23. Pregnent Milk

23.4K 2K 332
                                    

Tangan Ranaya gatal, bukan karena ada ruam di bagian tubuhnya. Tapi karena ada kuman-besar-berisik yang duduk di sampingnya, di sofa ruang keluarga.

Ingin rasanya fungsi obat gatal ia ganti dengan majalah yang ada di tangannya. Bukan untuk dioleskan, melainkan untuk diterbangkan ke arah kepala kuman besar itu.

Ia butuh ketenangan di sore hari yang terik ini, tapi seolah semesta tidak mengizinkan ada saja hal yang membuatnya harus menutup telinga.

Ranaya menghela napas, mengusap permukaan perutnya pelan-pelan. Mulai saat ini ia harus belajar menahan sabar, jangan sampai ia terpancing emosi dan sisi singa betinanya keluar.

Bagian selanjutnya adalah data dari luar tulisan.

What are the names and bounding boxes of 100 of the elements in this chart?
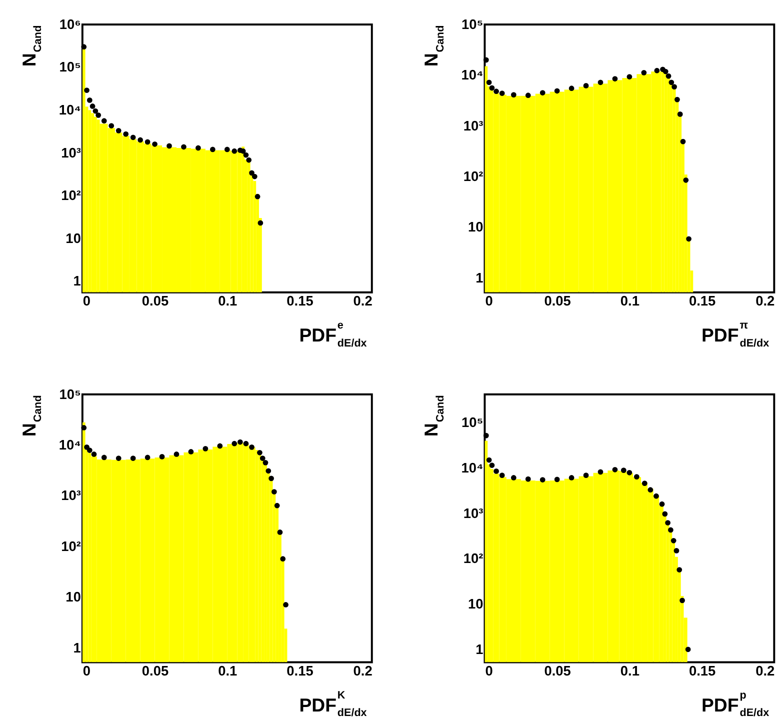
point [262, 460, 268, 466]
y-tick-label: 10 [468, 220, 484, 235]
point [152, 141, 158, 147]
point [144, 139, 150, 145]
y-tick-label: 1 [73, 640, 82, 656]
point [642, 480, 648, 486]
x-tick-label: 0.15 [688, 664, 716, 679]
point [489, 85, 495, 91]
point [283, 602, 288, 608]
y-tick-label: 10³ [61, 488, 82, 504]
point [188, 449, 194, 454]
y-tick-label: 10 [66, 230, 82, 246]
point [583, 472, 589, 478]
point [665, 520, 670, 526]
y-tick-label: 10² [61, 538, 82, 554]
point [641, 70, 647, 76]
y-tick-label: 1 [476, 270, 484, 286]
y-tick-label: 10² [463, 168, 484, 184]
point [568, 475, 574, 480]
point [174, 452, 180, 457]
point [277, 530, 283, 535]
point [680, 598, 685, 604]
point [86, 448, 92, 453]
point [237, 439, 243, 445]
point [266, 468, 272, 474]
y-tick-label: 10³ [61, 145, 82, 160]
point [648, 487, 654, 493]
point [483, 432, 489, 438]
y-tick-label: 10⁵ [462, 16, 484, 32]
point [662, 68, 668, 74]
point [181, 144, 186, 150]
x-tick-label: 0.15 [286, 664, 314, 679]
y-tick-label: 10⁴ [461, 460, 484, 476]
point [677, 112, 683, 117]
point [116, 456, 122, 461]
x-tick-label: 0.05 [544, 294, 572, 309]
point [257, 450, 262, 456]
point [494, 468, 499, 474]
point [81, 44, 87, 50]
x-tick-label: 0.1 [620, 664, 640, 679]
point [499, 90, 505, 96]
y-tick-label: 10² [463, 551, 484, 566]
point [598, 80, 604, 86]
point [159, 454, 165, 460]
x-tick-label: 0.05 [544, 664, 572, 679]
x-tick-label: 0.1 [620, 294, 640, 309]
point [489, 462, 495, 468]
x-tick-label: 0 [485, 664, 494, 679]
point [91, 452, 97, 457]
y-tick-label: 10 [468, 596, 484, 612]
point [554, 476, 560, 482]
point [86, 98, 92, 103]
y-axis-title: NCand [420, 25, 447, 67]
point [274, 502, 280, 508]
point [232, 148, 238, 154]
point [280, 556, 286, 562]
point [583, 83, 589, 88]
point [108, 123, 114, 128]
y-tick-label: 10⁴ [58, 438, 82, 453]
point [246, 157, 252, 163]
y-tick-label: 10 [66, 590, 82, 605]
point [612, 466, 618, 472]
point [626, 74, 632, 80]
point [243, 152, 249, 158]
point [92, 108, 98, 114]
point [486, 80, 492, 86]
point [217, 443, 223, 449]
point [654, 493, 659, 499]
point [685, 646, 691, 652]
point [670, 538, 676, 544]
point [240, 148, 246, 154]
x-tick-label: 0.15 [688, 294, 716, 309]
point [620, 468, 626, 473]
point [196, 145, 201, 151]
point [499, 472, 505, 478]
y-axis-title: NCand [18, 25, 44, 67]
point [510, 475, 516, 480]
point [224, 146, 230, 152]
point [483, 57, 489, 63]
point [254, 194, 260, 200]
point [210, 146, 216, 152]
y-tick-label: 1 [476, 642, 484, 657]
point [659, 501, 665, 507]
point [683, 177, 689, 183]
x-tick-label: 0.05 [142, 664, 169, 679]
x-tick-label: 0.15 [286, 294, 314, 309]
point [654, 68, 660, 74]
y-tick-label: 10⁵ [59, 60, 81, 75]
x-tick-label: 0.1 [218, 664, 238, 679]
point [249, 170, 254, 176]
point [166, 143, 172, 149]
point [81, 425, 87, 430]
x-tick-label: 0 [485, 294, 494, 309]
y-axis-title: NCand [420, 395, 447, 437]
point [626, 470, 632, 476]
point [138, 137, 143, 143]
point [680, 138, 686, 144]
point [202, 446, 208, 452]
point [271, 489, 277, 494]
point [634, 474, 640, 480]
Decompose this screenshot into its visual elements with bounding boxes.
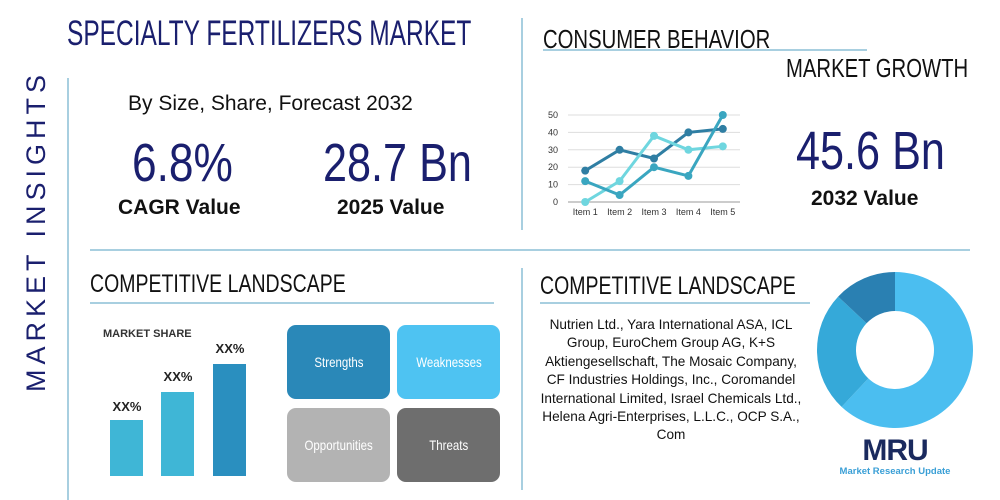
data-point bbox=[650, 131, 658, 140]
swot-opportunities[interactable]: Opportunities bbox=[287, 408, 390, 482]
divider bbox=[67, 78, 69, 500]
data-point bbox=[684, 128, 693, 137]
bar-label: XX% bbox=[163, 369, 193, 384]
swot-label: Threats bbox=[429, 437, 468, 453]
data-point bbox=[718, 124, 727, 133]
data-point bbox=[615, 177, 624, 186]
bar-label: XX% bbox=[215, 341, 245, 356]
data-point bbox=[684, 145, 693, 154]
data-point bbox=[581, 166, 590, 175]
divider bbox=[521, 18, 523, 230]
donut-chart bbox=[817, 272, 973, 428]
x-tick-label: Item 3 bbox=[641, 207, 666, 217]
page-title: SPECIALTY FERTILIZERS MARKET bbox=[67, 14, 472, 53]
bar-2 bbox=[161, 392, 194, 476]
bar-3 bbox=[213, 364, 246, 476]
competitive-title-left: COMPETITIVE LANDSCAPE bbox=[90, 270, 346, 298]
bar-1 bbox=[110, 420, 143, 476]
bar-label: XX% bbox=[112, 399, 142, 414]
data-point bbox=[684, 171, 693, 180]
value-2025-label: 2025 Value bbox=[337, 196, 445, 219]
donut-slice bbox=[841, 272, 973, 428]
line-chart: 0 10 20 30 40 50 Item 1 Item 2 Item 3 Item 4 Item … bbox=[548, 110, 740, 217]
data-point bbox=[581, 177, 590, 186]
x-tick-label: Item 4 bbox=[676, 207, 701, 217]
y-tick-label: 30 bbox=[548, 145, 558, 155]
y-tick-label: 20 bbox=[548, 162, 558, 172]
side-label: MARKET INSIGHTS bbox=[21, 69, 51, 392]
swot-weaknesses[interactable]: Weaknesses bbox=[397, 325, 500, 399]
donut-slice bbox=[838, 272, 895, 324]
divider bbox=[90, 249, 970, 251]
subtitle: By Size, Share, Forecast 2032 bbox=[128, 92, 413, 115]
data-point bbox=[650, 154, 658, 163]
competitive-title-right: COMPETITIVE LANDSCAPE bbox=[540, 272, 796, 300]
value-2025: 28.7 Bn bbox=[323, 133, 472, 193]
divider bbox=[90, 302, 494, 304]
data-point bbox=[718, 111, 727, 119]
cagr-label: CAGR Value bbox=[118, 196, 241, 219]
donut-slice bbox=[817, 296, 869, 407]
x-tick-label: Item 2 bbox=[607, 207, 632, 217]
value-2032-label: 2032 Value bbox=[811, 187, 919, 210]
data-point bbox=[650, 163, 658, 172]
swot-strengths[interactable]: Strengths bbox=[287, 325, 390, 399]
y-tick-label: 50 bbox=[548, 110, 558, 120]
market-share-title: MARKET SHARE bbox=[103, 328, 192, 340]
logo-name: Market Research Update bbox=[839, 466, 951, 477]
x-tick-label: Item 5 bbox=[710, 207, 735, 217]
divider bbox=[543, 49, 867, 51]
y-tick-label: 0 bbox=[553, 197, 558, 207]
y-tick-label: 40 bbox=[548, 127, 558, 137]
data-point bbox=[581, 198, 590, 206]
y-tick-label: 10 bbox=[548, 180, 558, 190]
logo: MRU Market Research Update bbox=[830, 434, 960, 478]
divider bbox=[521, 268, 523, 490]
competitors-list: Nutrien Ltd., Yara International ASA, IC… bbox=[540, 317, 802, 443]
swot-label: Weaknesses bbox=[415, 354, 482, 370]
data-point bbox=[615, 191, 624, 200]
swot-label: Opportunities bbox=[304, 437, 373, 453]
divider bbox=[540, 302, 810, 304]
cagr-value: 6.8% bbox=[132, 133, 233, 193]
value-2032: 45.6 Bn bbox=[796, 121, 945, 181]
data-point bbox=[718, 142, 727, 151]
logo-mark: MRU bbox=[862, 434, 928, 467]
data-point bbox=[615, 145, 624, 154]
swot-label: Strengths bbox=[313, 354, 364, 370]
market-growth-title: MARKET GROWTH bbox=[786, 53, 969, 83]
x-tick-label: Item 1 bbox=[573, 207, 598, 217]
swot-threats[interactable]: Threats bbox=[397, 408, 500, 482]
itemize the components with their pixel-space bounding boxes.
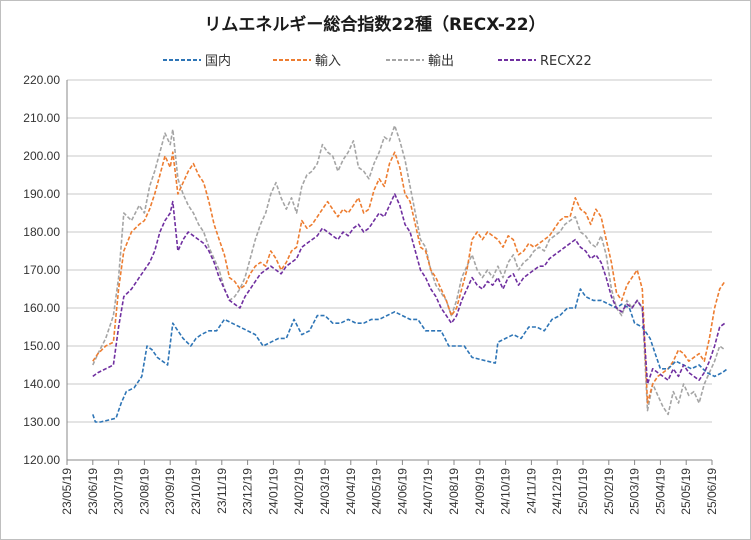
y-tick-label: 210.00 [23,111,60,125]
x-tick-label: 23/10/19 [189,468,203,515]
x-tick-label: 25/01/19 [576,468,590,515]
x-tick-label: 25/02/19 [602,468,616,515]
x-tick-label: 25/04/19 [653,468,667,515]
x-tick-label: 23/06/19 [86,468,100,515]
y-tick-label: 140.00 [23,377,60,391]
x-tick-label: 24/01/19 [266,468,280,515]
x-tick-label: 24/09/19 [473,468,487,515]
x-tick-label: 24/12/19 [550,468,564,515]
y-tick-label: 200.00 [23,149,60,163]
y-tick-label: 120.00 [23,453,60,467]
legend: 国内 輸入 輸出 RECX22 [163,53,592,69]
series-lines [92,124,728,423]
x-tick-label: 25/06/19 [705,468,719,515]
x-tick-label: 24/06/19 [395,468,409,515]
x-tick-label: 24/10/19 [499,468,513,515]
y-tick-label: 150.00 [23,339,60,353]
y-tick-label: 160.00 [23,301,60,315]
x-tick-label: 24/05/19 [370,468,384,515]
x-axis-ticks: 23/05/19 23/06/19 23/07/19 23/08/19 23/09/19… [60,460,719,515]
x-tick-label: 24/08/19 [447,468,461,515]
x-tick-label: 24/03/19 [318,468,332,515]
series-line-2 [92,151,726,404]
x-tick-label: 23/12/19 [241,468,255,515]
y-tick-label: 220.00 [23,73,60,87]
x-tick-label: 23/09/19 [163,468,177,515]
y-tick-label: 130.00 [23,415,60,429]
x-tick-label: 24/07/19 [421,468,435,515]
x-tick-label: 25/05/19 [679,468,693,515]
series-line-4 [92,193,726,385]
y-tick-label: 170.00 [23,263,60,277]
chart-title: リムエネルギー総合指数22種（RECX-22） [204,14,545,35]
y-tick-label: 180.00 [23,225,60,239]
legend-label: RECX22 [540,54,592,69]
legend-label: 国内 [205,53,231,69]
x-tick-label: 23/08/19 [137,468,151,515]
x-tick-label: 24/11/19 [524,468,538,514]
y-tick-label: 190.00 [23,187,60,201]
x-tick-label: 24/04/19 [344,468,358,515]
x-tick-label: 23/07/19 [112,468,126,515]
x-tick-label: 23/11/19 [215,468,229,514]
x-tick-label: 25/03/19 [628,468,642,515]
series-line-1 [92,288,728,423]
legend-label: 輸入 [315,54,341,69]
series-line-3 [92,124,726,416]
x-tick-label: 24/02/19 [292,468,306,515]
x-tick-label: 23/05/19 [60,468,74,515]
y-axis-ticks: 120.00 130.00 140.00 150.00 160.00 170.00 180.… [23,73,60,467]
legend-label: 輸出 [428,54,454,69]
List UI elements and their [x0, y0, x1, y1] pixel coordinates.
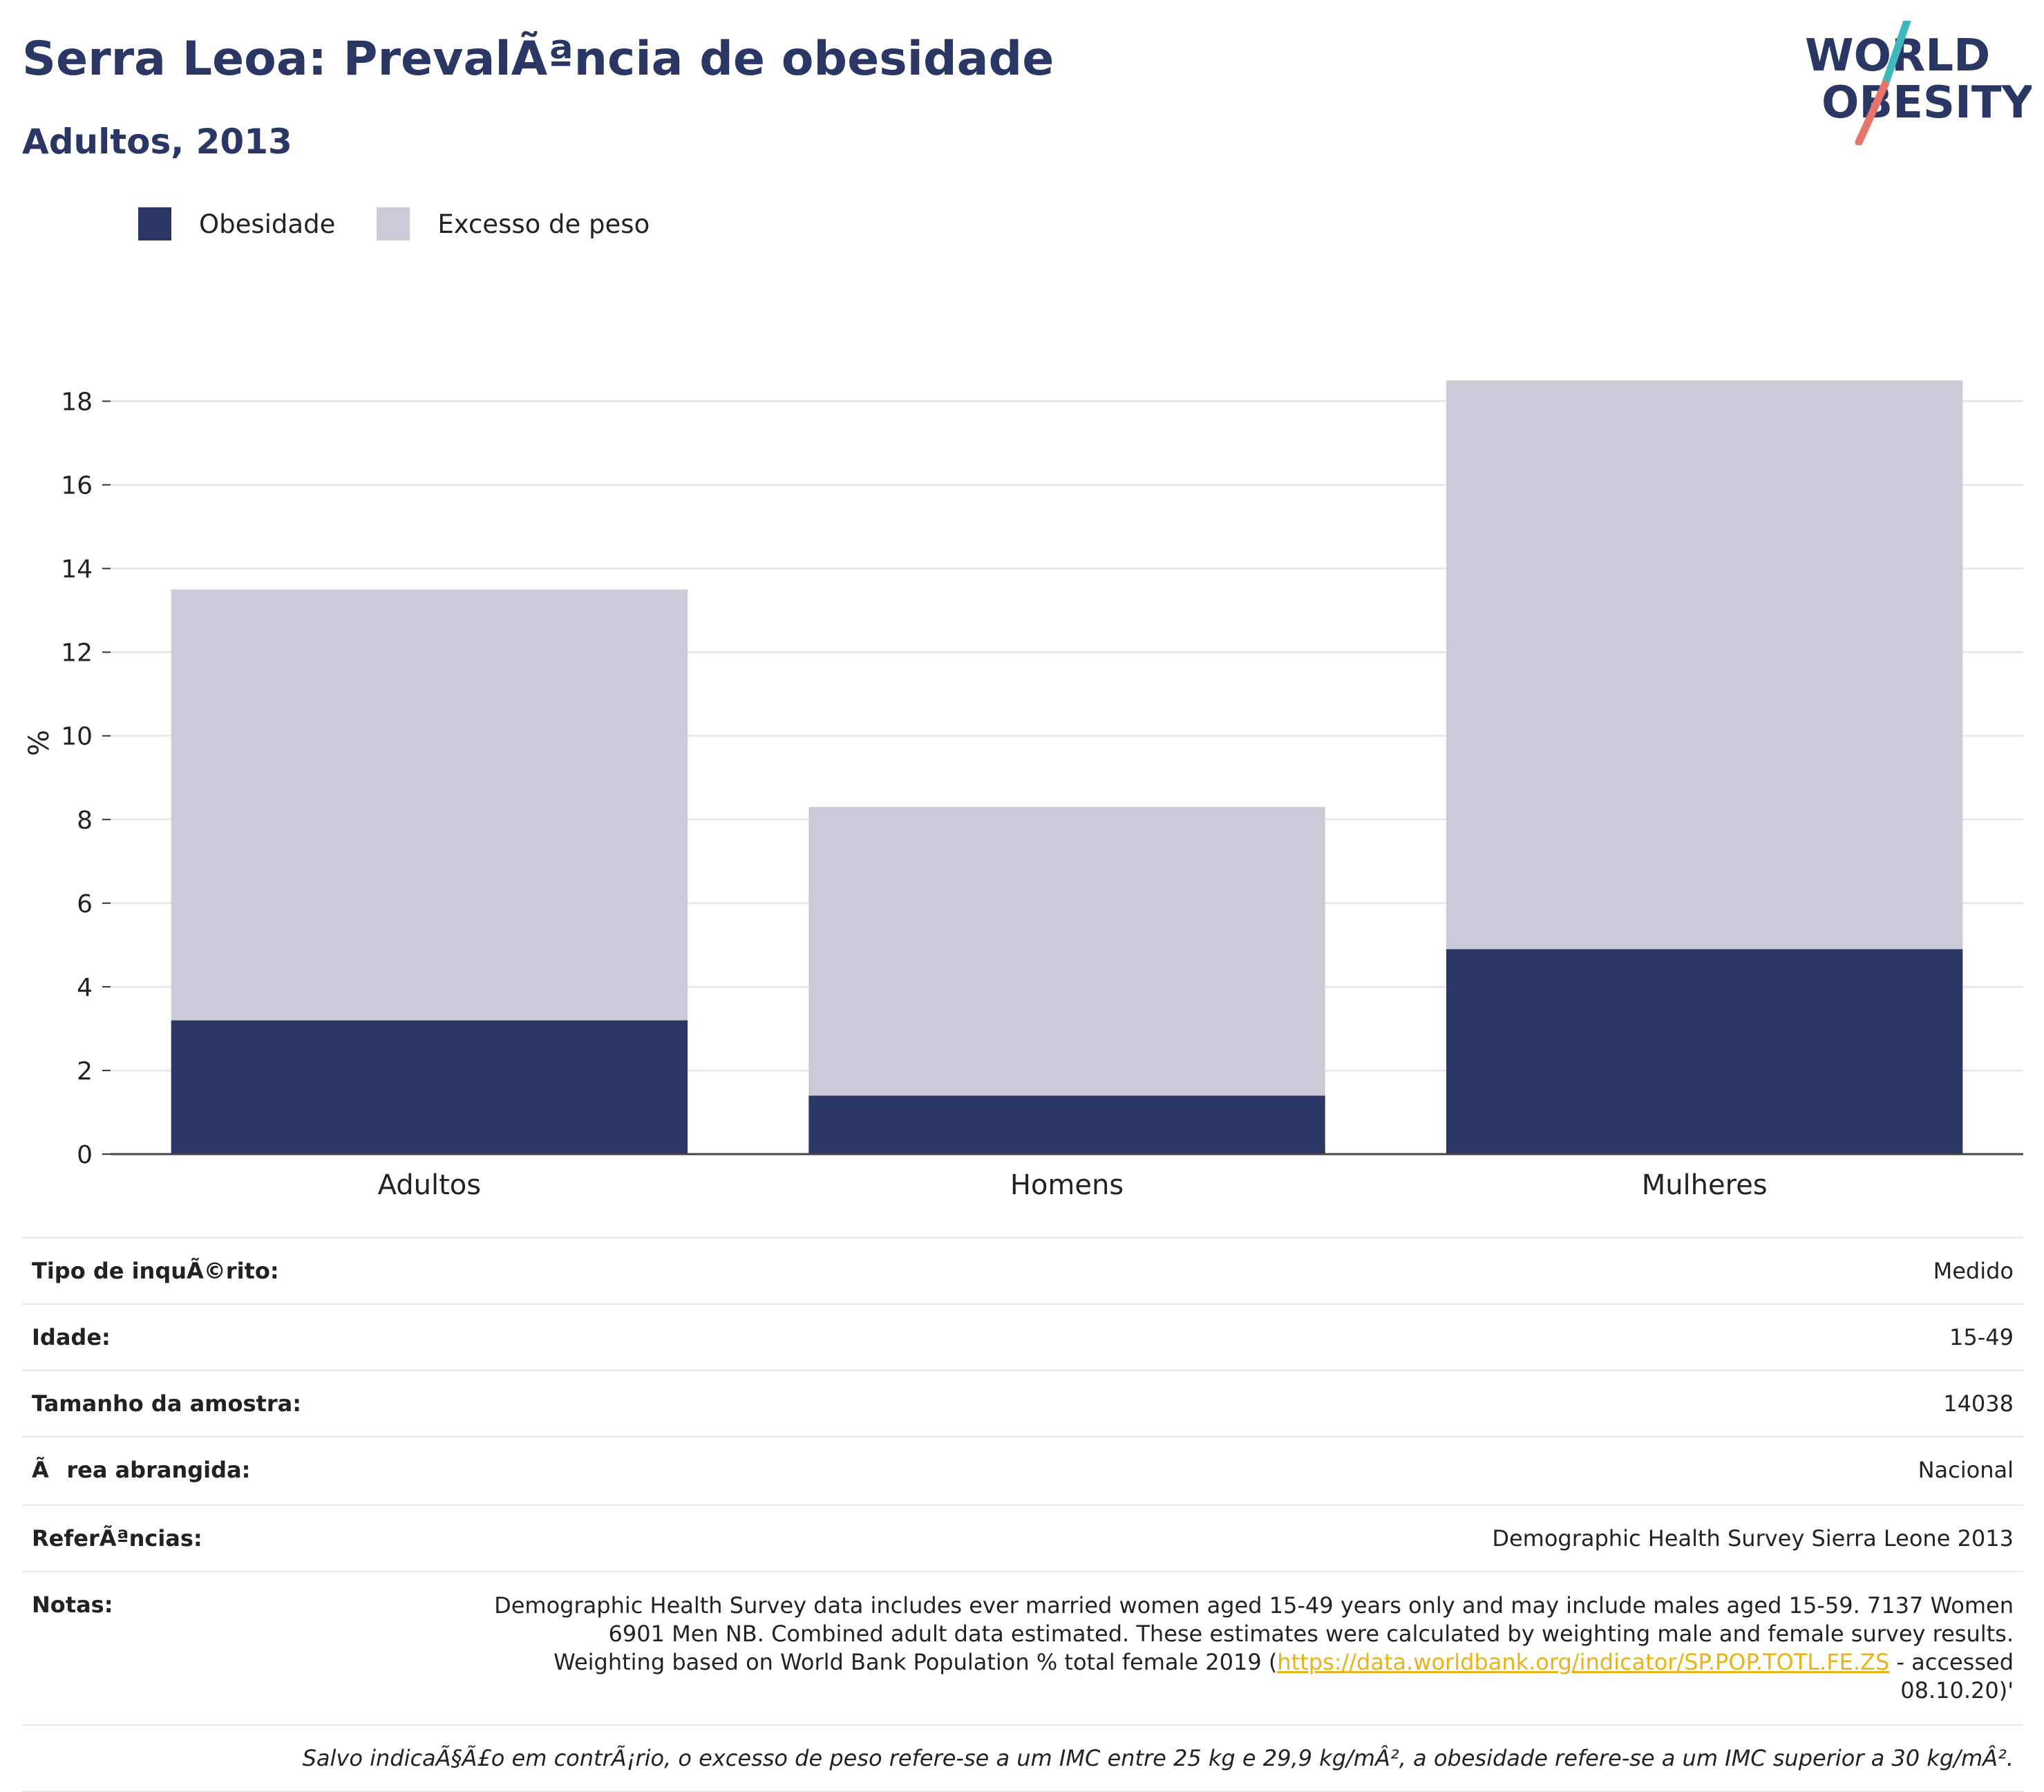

"Le, besok kalau V udah lahir lo temenin dia main, ya. Ajak jalan-jalan, ke mana gitu. Biar V gak ganggu gue sama Bebeb waktu pacaran. Ya?"

Kucing berjenis Russian Blue itu tampak manja. Kepalanya mendongak ke atas, menerima usapan-usapan dari Araka di lehernya.

"Emang dia paham tadi kamu ngomong apa?" Ranaya bertanya.

Dengan semangat Araka mengangguk. Mengusap kepala kucing yang ada di pangkuannya. "Pasti pahamlah. Iya, 'kan, Le?"

Le diam saja.

Araka kikuk, dia menyengir pahit, melirik Ranaya yang mengangkat satu alisnya.

"Le, iya, 'kan?" Araka memberi tatapan memicingnya dengan nada penuh penekanan. "Le jangan pura-pura budek, deh."

Le masih diam rupanya, dia tidak paham apa yang diucapkan oleh sang majikan. Yang dia lakukan hanya memiringkan kepala seraya menggerakkan daun telinganya.

Dengan dengkusan pelan Ranaya memperhatikan dua makhluk berbeda jenis itu. Interaksinya terlihat lucu jika dilihat-lihat. Araka yang keras kepala terus memaksa Le, dan Le si kucing malang yang dipaksa majikannya untuk bicara namun belum mau membuka suara.

Ranaya merasa geli. "Gak usah dipaksain, Ar."

"Dia kemarin mau ngomong, kok. Le, ayo ngomong, dong!" Araka mengangkat kucingnya. "Lo mau malu-maluin gue, ya? Biar dikira gila di depan istri sendiri."

"Meow!"

"Lha, malah nyaut?"

Ranaya terkekeh.

Araka kesal, memasukkan Le ke dalam kandangnya lagi. Agar kucing itu tidak berkeliaran ke seluruh rumah dan bulunya tidak bertaburan di mana-mana. Masalahnya, kakaknya alergi kucing.

Araka sudah bisa menebak apa yang akan Aretta lakukan jika ia mendapati adiknya masih memelihara kucing berbulu kelabu itu, dan Araka tidak akan membiarkan kucing kesayangannya dijadikan gelandangan pasar oleh sang kakak. Untung saja kini Aretta sedang keluar, jadi Araka bisa sedikit leluasa bermain dengan kucingnya.

"Le nyebelin." Araka cemberut. Menatap kesal Le yang sedang bersih-bersih sok cuek di kandangnya.

"Lagi laper kali."

"Le harus diet, kalau gak mampu sixpack setidaknya kurusan dikitlah, biar laku. Masa iya, majikannya udah kawin tapi kucingnya belum? Malu sama kucing tetangga anaknya udah tujuh."

"Le, 'kan, cowok, Ar."

"Emang gak bisa hamil?"

Ranaya menepuk jidatnya dengan majalah. Mungkin ini yang dinamakan 'don't judge the people by the cover', otak boleh oke tapi tampang masih bloon.

Dengan logat bodohnya yang natural Araka kembali melanjutkan. "Kalau pake progam bayi tabung aja bisa gak?"

'Tahan ... sabar ... jangan dihujat.
Emosi gak baik buat bayi lo, Nay. V, jangan dengerin Papa, oke,' batinnya berusaha menguatkan sembari mengusap perutnya dengan lembut.